Вследствие всех этих мер в Зеленой Мисе и не могло произойти ничего из ряда вон выходящего, никакой войны. В имение Иозефи был послан гарнизон из пяти вооруженных гоштачан — преимущественно для того, чтобы управляющий каждый день неукоснительно отправлял в Гоштаки молоко, еженедельно в Зеленую Мису — по две головы рогатого скота, а главное — соответствующее количество спирта из тамошней винокурни. И, естественно, еженедельно — по возу пшеницы на мельницу Хомистека, чтоб не было крику, особенно в Гоштаках, будто нет муки на пироги. Если же мука нужна была Волчиндолу, он мог получить ее в обмен на вино, которое следовало привозить в нотариат, где его лично принимал Рох Святой, выдавая ордерки на мельницу. Другими словами: порядок есть основа всего… Зачем драться, спорить, ссориться, когда все можно уладить мирно…

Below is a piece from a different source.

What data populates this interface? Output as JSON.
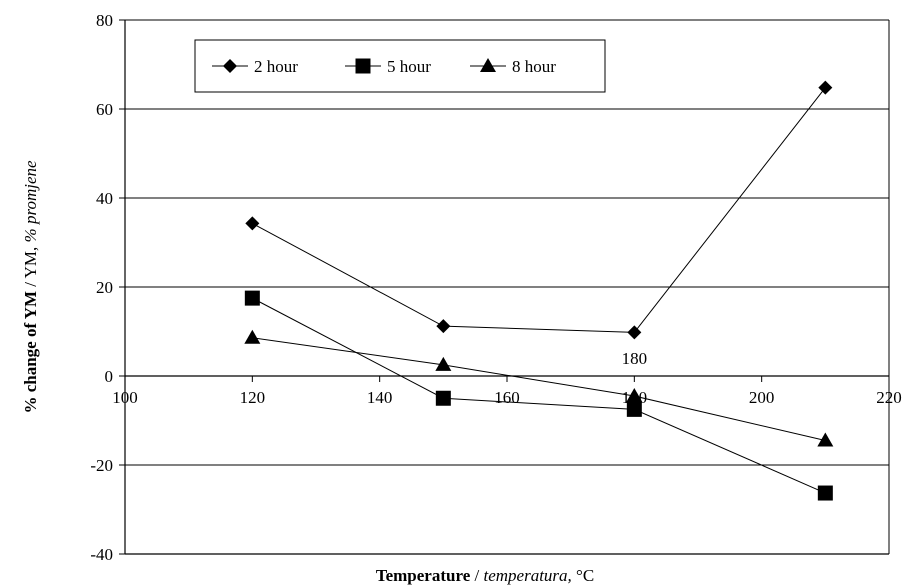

Так, правда, обстояло дело лишь в Зеленой Мисе. В Волчиндоле все было иначе. Нет там ни нового старосты, ни «национального совета», ни имения с волами и коровами, даже винокурни там нет. Но вот грех — блатничане повадились таскаться в Волчиндол за вином. Сначала хорошо платили и мукой давали, но с каждым днем стали предлагать все меньше, стали торговаться с хозяевами виноградников, кое-где набрали в долг. А ходят они с винтовками — попробуй не дай им, как ввалятся трое-четверо таких в подвал! Правда, Урбана Габджу, Филипа Райчину и еще кое-кого они минуют, зато с Филоменой Эйгледьефковой обошлись вовсе нечестно. Тоже и с Шимоном Панчухой, — впрочем, ему-то все желают всяческих напастей. Хуже приходится Сливницким, у которых в доме, за исключением хромого работника, нет мужчин. А блатничане, и всегда-то выпить не дураки, становились все нахальнее.

Но что совсем плохо для Волчиндола — старостой в Блатнице сделался такой гусь, что похлестче Роха Святого будет. И вот однажды этот староста в сопровождении одиннадцати бездельников, вооруженных пистолетами и винтовками, нагрузив телегу бочками, самолично явился в Волчиндол, проникнув в него между Короткой Пустошью и Чертовой Пастью, — там довольно пологий склон, и дорога сносная, — и остановился перед общинной винодельней. Дело было в субботу вечером; блатничане высадили дверь давильни и взялись за работу — хозяйничают, будто у себя дома. Кукию связали, Негреши вытолкали взашей, а старосте Венделину Бабинскому, который оказал им сопротивление, прострелили ногу. Пришли блатничане будто на верное дело и, зная, что из Волчиндола трудно выбираться с тяжелым грузом, впрягли в телегу две пары волов.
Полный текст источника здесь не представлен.